I honestly don’t recall much that happened after that, except the horrible sinking feeling in the pit of my stomach that lasted for days. The only other thing I do remember is the sight of my father rising disgustedly off the bleachers before the final play was even over and getting into his car, leaving me to find my own way home. I learned that day that while many things can be forgiven, very few things can ever be undone.

We have such limited, worldly views of success. I don’t doubt my Dad’s over-reaction was a by-product of his desire for me to win. What he may not even grasp today was that I never considered myself an actual loser – despite my multiple failings – until he abandoned me.

When we define success, healing or religion by anything other than God’s standards, we pervert Christ’s teachings and usually leave others feeling confused and alienated. We do well to recall that no one’s purpose is to live up to others’ goals for them; it is to become the men and women we were created to be.

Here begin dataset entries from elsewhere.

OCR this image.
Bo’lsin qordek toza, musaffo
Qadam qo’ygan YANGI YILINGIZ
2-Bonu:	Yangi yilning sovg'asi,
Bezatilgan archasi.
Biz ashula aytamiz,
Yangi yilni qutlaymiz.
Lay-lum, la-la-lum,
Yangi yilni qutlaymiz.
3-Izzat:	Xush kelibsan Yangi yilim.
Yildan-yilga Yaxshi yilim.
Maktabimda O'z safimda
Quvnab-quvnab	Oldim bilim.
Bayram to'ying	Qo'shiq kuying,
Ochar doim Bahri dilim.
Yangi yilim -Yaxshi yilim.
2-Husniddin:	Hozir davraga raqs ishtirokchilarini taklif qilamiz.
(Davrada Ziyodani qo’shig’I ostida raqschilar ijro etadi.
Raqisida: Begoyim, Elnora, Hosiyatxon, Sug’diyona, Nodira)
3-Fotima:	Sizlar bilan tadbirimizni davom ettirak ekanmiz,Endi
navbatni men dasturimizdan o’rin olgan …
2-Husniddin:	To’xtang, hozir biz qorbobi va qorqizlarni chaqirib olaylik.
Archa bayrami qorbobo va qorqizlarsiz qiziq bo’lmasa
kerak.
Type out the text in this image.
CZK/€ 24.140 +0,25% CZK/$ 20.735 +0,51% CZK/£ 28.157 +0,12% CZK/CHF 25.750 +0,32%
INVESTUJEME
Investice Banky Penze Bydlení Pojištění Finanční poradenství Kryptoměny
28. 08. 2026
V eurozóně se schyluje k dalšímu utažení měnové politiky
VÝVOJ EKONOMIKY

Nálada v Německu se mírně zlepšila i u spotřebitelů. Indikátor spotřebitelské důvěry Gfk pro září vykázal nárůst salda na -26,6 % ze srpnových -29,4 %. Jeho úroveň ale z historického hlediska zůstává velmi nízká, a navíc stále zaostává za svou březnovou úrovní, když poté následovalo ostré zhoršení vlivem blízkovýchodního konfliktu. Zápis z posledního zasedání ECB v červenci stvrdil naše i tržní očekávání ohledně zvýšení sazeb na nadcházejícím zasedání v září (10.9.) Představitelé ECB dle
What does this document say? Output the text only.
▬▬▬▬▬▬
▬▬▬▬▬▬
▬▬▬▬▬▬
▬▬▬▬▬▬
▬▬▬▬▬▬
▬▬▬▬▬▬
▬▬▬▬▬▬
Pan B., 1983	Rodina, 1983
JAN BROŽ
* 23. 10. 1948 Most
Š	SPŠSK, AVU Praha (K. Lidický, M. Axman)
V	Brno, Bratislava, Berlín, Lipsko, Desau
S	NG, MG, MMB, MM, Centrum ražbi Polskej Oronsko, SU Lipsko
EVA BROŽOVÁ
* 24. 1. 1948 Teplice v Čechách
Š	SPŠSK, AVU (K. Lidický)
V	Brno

As the world attempts to impose its standards of quality upon us, let us never forget that we have different priorities. Our priority – the only one with eternal consequences – is to bring others into a saving relationship with Jesus Christ. Everything else pales by comparison. When we evaluate achievement, let’s not do so by trying to determine how much of ourselves we put into the process. Let’s evaluate it the way Jesus does, by seeing how many others we can bring into relationship with Him.

2 comments:

Anonymous said...

Ouch, thanks for sharing your baseball story but I could have done without the pain it cause me to listen to it. It is a great story (and lesson), though, for a father to listen to right before his son tries out for high school baseball. I have no understanding of what your father’s motives were for leaving you behind but I know from my own experience the times I get the most frustrated with my kids performance is when I know they could do better and there is nothing I can do to help them….in other words my frustration stems from a lack of control, or ability to help. So sometimes I “drive off” by not commenting…because the alternative ends up coming across as yelling or not supporting. I am wondering if that is what God does. He has never yelled at me even though he has undoubtedly been frustrated with me beyond belief. He must yearn to help, or tweak, our situations yet chooses to let us sort it out. Seems cold sometimes but I also realize that when we seek Him in those dreary days He always offers hope of a second chance and a shoulder to cry on. Thanks for your heartfelt story and spot on commentary. After next week’s tryout my kid will know that he is loved no matter what the result…thanks to you and your timely infusion of God into my life. Thom

bibleblogger said...

You've got the right perspective, Dad!